Demontaigu, gêné par les lourdes sacoches, me tirait par la main. Je m'arrêtai,
relevai ma robe et saisis l'une d'entre elles. Bertrand, ruisselant de sueur,
serra ma main et nous nous élançâmes à nouveau. Ce fut une fuite terrible,
furieuse, dans un lacis de venelles, des endroits misérables et infects au sol
jonché d'ordures malodorantes et de détritus divers. Des silhouettes sombres se
pressaient comme des fantômes sous les porches et à l'entrée des ruelles. Des
bagasses, fardées de blanc sous leurs cheveux teints en roux, nous regardaient
avec hargne ; des mendiants, crasseux et estropiés, agitaient leur
sébile ; des chiens jaunes aux côtes saillantes nous montraient les dents ;
des enfants nus s'éparpillaient à notre approche. On nous jeta des déchets par
les fenêtres et les portes. Nous fîmes mille tours, nous enfonçant plus
profondément dans taudis autour de Whitefriars, les bas-fonds de Londres, avec
leurs maisons délabrées et leurs hordes de coquins. Ils nous laissèrent passer,
croyant que nous étions des criminels cherchant à échapper à la loi tandis que
l'arme de Bertrand les tenait en respect.
    Vint un moment où je ne pus plus
courir. J'étais trempée de sueur, je ressentais une violente douleur dans le
flanc, mes jambes et mes pieds étaient de plomb et me faisaient mal, les larmes
me voilaient les yeux. Nous entrâmes dans un passage. Demontaigu me fit passer
par la barrière d'osier vermoulue d'un cimetière envahi de croix éboulées et de
végétation emmêlée. Nous nous précipitâmes vers la porte de la chapelle. Il
l'ouvrit d'un coup de pied, nous nous jetâmes sous le porche moisi et
cherchâmes asile dans un recoin près de la porte du diable, au nord. Haletants,
nous nous accroupîmes entre les fonts baptismaux et le mur en essuyant la sueur
sur nos visages. Bertrand demeurait vigilant, aux aguets à la façon d'un limier
pour repérer tout signe de poursuite. Il resta d'abord affalé, jambes étendues,
tête basse.
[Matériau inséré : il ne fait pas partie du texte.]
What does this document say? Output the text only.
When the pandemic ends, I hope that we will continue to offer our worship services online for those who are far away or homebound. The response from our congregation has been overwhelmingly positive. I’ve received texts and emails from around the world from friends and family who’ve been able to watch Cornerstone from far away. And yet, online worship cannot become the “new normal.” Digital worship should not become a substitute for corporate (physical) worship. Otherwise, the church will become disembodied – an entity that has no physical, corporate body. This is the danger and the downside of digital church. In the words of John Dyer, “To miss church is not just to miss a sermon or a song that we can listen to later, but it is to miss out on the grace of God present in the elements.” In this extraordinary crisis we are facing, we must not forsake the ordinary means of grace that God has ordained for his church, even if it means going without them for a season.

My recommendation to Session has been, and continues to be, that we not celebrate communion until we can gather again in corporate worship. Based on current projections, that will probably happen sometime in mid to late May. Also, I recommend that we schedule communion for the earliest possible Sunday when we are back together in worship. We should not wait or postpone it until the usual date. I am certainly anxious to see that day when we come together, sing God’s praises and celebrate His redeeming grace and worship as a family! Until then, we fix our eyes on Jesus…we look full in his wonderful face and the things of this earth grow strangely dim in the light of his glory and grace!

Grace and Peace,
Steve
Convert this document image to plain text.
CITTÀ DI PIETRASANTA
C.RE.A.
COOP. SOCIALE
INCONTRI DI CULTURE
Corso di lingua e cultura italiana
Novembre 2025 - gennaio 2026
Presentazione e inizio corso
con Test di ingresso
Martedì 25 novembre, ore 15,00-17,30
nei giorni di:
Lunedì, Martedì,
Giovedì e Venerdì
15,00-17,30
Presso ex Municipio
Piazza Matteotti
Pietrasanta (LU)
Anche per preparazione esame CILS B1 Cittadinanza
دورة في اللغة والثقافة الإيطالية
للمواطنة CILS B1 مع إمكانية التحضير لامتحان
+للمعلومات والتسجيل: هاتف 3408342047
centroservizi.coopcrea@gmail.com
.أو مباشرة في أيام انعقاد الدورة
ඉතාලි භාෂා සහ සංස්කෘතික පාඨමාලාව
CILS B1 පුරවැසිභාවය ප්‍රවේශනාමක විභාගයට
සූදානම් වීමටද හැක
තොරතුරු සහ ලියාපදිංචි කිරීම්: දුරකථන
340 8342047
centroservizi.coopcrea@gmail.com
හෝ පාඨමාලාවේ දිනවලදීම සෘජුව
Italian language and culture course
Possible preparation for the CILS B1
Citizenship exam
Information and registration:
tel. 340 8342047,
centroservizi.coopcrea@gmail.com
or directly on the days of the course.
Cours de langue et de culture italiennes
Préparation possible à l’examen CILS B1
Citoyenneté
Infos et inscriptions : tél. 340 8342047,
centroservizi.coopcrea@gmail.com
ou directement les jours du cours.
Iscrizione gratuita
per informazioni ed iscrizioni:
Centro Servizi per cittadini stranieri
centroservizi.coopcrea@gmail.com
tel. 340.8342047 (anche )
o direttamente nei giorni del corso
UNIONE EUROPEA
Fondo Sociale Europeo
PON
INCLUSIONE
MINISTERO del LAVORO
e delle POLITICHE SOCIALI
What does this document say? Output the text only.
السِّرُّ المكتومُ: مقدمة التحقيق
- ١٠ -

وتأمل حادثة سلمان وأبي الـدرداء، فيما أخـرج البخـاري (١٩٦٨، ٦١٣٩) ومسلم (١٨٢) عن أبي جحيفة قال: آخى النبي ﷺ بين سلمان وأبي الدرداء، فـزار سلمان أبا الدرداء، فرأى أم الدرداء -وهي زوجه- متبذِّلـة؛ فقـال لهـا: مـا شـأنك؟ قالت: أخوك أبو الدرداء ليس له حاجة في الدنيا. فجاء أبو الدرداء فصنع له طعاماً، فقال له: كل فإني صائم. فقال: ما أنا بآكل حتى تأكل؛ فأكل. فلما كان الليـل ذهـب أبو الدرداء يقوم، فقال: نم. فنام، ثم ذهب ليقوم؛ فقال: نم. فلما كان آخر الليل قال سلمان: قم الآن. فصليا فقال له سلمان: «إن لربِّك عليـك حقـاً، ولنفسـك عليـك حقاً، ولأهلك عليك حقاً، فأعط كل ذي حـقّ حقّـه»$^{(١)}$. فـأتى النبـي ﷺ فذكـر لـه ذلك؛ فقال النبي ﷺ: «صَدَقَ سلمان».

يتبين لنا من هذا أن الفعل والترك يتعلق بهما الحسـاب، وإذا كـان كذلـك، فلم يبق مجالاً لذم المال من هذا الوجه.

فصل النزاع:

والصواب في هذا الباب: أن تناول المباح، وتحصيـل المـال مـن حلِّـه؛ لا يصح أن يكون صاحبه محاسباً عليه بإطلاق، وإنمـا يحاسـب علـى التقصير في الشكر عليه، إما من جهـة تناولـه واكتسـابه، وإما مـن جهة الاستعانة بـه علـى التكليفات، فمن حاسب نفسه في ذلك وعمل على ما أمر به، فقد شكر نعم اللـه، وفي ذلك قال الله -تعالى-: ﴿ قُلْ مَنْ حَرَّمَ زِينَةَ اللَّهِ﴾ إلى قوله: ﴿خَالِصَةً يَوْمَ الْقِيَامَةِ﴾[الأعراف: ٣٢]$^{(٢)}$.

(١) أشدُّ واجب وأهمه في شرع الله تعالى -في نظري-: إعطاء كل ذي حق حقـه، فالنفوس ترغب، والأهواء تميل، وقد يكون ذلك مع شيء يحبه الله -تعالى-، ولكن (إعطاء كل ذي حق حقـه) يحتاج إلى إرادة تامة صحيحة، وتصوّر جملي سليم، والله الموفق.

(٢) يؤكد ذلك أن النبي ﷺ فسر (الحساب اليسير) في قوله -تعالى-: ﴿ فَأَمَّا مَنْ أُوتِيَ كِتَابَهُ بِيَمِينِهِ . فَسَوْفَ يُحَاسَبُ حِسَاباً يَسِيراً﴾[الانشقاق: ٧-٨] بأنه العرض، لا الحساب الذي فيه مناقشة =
Je me remis la première et repris lentement ma respiration.
    Je contemplai les dessins
maladroits sur les murs, une fresque rudimentaire destinée aux fidèles pour
leur montrer l'échelle du salut menant à l'autre monde. Je m'en souviens si
bien ; cela convenait à mon humeur après cette course folle. Dans l'angle
droit de la peinture se trouvait l'arbre de la connaissance de l'Éden autour
duquel s'enroulait le serpent. Au-dessus, il y avait un pont de lances sur
lequel une cohorte de démons poussait des marchands fraudeurs.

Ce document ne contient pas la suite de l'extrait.